In a story published by the Daily Sun News on Friday, March 2, 2012, Councilman Don Vlieger admitted the discussions may have fallen "...5 percent outside of the intended scope, but the mayor always got us right back on track."
That, said Hancock, "...opens it up for abuse."
Farmer said, "Theresa had every right to bring it out...however, she had no right to take it to the news. She should have brought it to me first, the city manager and the prosecuting attorney."
He said her actions were a direct violation of law and Hancock is subject to sanctions.
Farmer said the council could make a motion to exclude Hancock from future executive session meetings or it could impose a $500 fine.
That's not so, according to Nixon, who said, "There's nothing in state law that requires (Hancock) to go to the mayor, the city attorney or the county prosecutor with a complaint about Open Public Meetings Act abuse."
He said it's "...probably a good idea" to go to the mayor or city attorney, but it is not lawfully required.
"There's nothing in state law that the county prosecutor could do anyway...violations of the Open Public Meetings Act by a city council are not prosecuted by the county prosecutor," Nixon continued.

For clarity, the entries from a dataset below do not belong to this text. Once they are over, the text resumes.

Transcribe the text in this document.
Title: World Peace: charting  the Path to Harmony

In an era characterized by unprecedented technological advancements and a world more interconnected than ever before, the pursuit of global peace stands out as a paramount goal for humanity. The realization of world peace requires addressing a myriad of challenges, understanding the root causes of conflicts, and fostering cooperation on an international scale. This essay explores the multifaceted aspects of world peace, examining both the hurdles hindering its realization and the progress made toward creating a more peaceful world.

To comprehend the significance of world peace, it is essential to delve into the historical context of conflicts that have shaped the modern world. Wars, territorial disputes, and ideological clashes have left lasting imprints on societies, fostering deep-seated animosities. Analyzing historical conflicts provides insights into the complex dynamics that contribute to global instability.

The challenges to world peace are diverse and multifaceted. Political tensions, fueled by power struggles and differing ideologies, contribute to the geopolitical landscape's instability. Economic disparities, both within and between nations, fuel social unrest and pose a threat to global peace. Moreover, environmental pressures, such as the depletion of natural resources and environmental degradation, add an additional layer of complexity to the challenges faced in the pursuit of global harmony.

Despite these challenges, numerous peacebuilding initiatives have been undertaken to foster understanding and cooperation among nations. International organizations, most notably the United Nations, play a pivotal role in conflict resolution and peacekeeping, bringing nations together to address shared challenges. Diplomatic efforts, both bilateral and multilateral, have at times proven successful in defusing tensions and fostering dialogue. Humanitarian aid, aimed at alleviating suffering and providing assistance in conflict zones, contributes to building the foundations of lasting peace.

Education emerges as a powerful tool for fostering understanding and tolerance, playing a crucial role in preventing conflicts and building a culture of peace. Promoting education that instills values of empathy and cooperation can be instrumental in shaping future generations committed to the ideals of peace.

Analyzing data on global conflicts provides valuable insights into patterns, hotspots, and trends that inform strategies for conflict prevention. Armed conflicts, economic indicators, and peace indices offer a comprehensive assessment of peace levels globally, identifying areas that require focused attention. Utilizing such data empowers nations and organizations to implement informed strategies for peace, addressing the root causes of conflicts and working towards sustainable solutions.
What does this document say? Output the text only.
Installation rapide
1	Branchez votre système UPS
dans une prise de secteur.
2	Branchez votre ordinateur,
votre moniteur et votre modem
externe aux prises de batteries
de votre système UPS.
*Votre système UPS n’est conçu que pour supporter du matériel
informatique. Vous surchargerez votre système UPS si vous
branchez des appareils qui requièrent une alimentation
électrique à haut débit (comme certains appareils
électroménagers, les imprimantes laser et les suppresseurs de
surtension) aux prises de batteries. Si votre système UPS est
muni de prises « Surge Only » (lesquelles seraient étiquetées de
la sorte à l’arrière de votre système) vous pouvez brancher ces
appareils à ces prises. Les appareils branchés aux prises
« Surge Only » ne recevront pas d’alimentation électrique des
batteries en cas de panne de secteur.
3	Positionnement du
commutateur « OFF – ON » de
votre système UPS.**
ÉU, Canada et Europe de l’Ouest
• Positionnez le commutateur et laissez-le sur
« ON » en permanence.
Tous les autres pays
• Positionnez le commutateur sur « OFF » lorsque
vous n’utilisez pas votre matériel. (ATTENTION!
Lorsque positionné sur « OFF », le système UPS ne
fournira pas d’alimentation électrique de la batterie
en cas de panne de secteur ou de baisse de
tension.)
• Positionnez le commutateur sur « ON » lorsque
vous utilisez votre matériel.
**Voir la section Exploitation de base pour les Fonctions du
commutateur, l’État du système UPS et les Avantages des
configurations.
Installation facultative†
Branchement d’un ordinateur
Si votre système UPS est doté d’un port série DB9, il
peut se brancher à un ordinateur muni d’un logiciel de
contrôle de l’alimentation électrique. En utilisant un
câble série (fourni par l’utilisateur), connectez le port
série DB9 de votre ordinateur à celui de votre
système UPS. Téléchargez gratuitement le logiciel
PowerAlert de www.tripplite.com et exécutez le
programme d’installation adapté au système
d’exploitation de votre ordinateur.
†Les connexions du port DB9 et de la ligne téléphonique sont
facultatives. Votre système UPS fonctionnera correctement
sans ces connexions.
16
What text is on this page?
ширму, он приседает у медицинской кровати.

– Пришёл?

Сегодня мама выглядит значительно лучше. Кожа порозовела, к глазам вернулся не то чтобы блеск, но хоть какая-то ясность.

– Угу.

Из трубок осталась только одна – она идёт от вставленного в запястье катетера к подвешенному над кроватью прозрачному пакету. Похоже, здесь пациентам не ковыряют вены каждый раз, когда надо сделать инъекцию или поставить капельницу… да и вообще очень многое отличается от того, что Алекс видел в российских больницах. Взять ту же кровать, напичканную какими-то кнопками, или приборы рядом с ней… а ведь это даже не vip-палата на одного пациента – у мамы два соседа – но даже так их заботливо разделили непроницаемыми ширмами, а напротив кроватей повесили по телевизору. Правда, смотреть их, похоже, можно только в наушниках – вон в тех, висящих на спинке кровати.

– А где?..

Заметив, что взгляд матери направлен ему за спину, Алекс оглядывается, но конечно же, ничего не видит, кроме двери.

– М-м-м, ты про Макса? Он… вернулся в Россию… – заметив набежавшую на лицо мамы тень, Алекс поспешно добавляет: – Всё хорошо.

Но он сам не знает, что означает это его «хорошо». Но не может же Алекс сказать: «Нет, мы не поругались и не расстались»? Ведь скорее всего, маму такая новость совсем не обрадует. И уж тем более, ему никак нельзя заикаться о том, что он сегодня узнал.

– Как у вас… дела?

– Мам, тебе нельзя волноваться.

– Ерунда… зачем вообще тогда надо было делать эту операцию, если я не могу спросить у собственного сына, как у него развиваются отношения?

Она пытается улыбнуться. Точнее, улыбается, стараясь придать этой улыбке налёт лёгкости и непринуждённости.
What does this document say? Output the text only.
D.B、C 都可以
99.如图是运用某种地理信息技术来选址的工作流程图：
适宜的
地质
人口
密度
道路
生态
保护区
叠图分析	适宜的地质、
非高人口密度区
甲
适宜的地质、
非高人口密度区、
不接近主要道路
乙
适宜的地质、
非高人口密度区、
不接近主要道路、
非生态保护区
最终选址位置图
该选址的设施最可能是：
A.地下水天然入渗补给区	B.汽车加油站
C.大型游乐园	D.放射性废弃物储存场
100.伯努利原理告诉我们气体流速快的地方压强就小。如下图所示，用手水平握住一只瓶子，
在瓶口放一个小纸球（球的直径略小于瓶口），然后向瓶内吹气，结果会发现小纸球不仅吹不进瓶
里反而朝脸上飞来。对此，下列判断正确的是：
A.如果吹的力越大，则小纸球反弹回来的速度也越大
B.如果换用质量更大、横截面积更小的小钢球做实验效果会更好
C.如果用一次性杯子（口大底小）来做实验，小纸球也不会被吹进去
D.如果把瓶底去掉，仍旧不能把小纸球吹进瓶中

The only action that can possibly be taken, he said, is a lawsuit filed against the individual or council members in superior court.
Ford concurred, stating Hancock also cannot be excluded from executive session meetings because she is an elected official. Excluding any elected official, he said, is a violation of the will of the electorate.
He said, "Not everything discussed in executive session is subject to closed executive meetings."
As a result, sanctioning Hancock for her actions could be a direct violation of her first amendment rights, according to Ford.
Hancock said, "I have been on the council six years and would never think of placing the city in a situation of liability, revealing executive meeting discussions."
She said she only revealed the discussions from the Feb. 25 meeting because she believes it is her responsibility to look out for the best interest of the public whom she serves.
"Violations of the Open Public Meetings Act is crossing the line of the public's trust," said Hancock.
She said she is also concerned regarding the notion that council may or may not exclude her from executive session meetings. She said a vote in favor of such action may lead to further censures on others.
"It provides specific council members the ability to turn executive session meetings into meetings exclusive to only those who are like-minded," said Hancock.
She said there are many personnel issues awaiting council discussions.
"My hope is that the council will be forthcoming and honest with its approach without violating the Open Public Meetings Act," said Hancock.
The city council earlier this month learned of another instance that caused eyebrows to raise.
A public safety subcommittee meeting was held without the knowledge of some of the council members. That concerns Hancock because there was no public notification for what she believes is considered a public meeting.
"The city manager didn't even receive notification," she said, stating she was surprised to learn the meeting had taken place when at a city council meeting.
Three city council members serve on each of the council's subcommittees. As a result, the meetings are typically open to the public.
Farmer said, "I don't believe public notification is necessary because there is no quorum."
He said the city clerk, however, should have notified all interested parties of the date, location and time of the meeting.
"I don't know why it didn't happen," said Farmer.
With all these questions in play, the Sunnyside City Council members are busy trying to remedy any future miscommunications to prevent the perception of violating the Open Public Meetings Act.
Hancock said the council has also been provided a copy of the Open Public Meetings Act for review.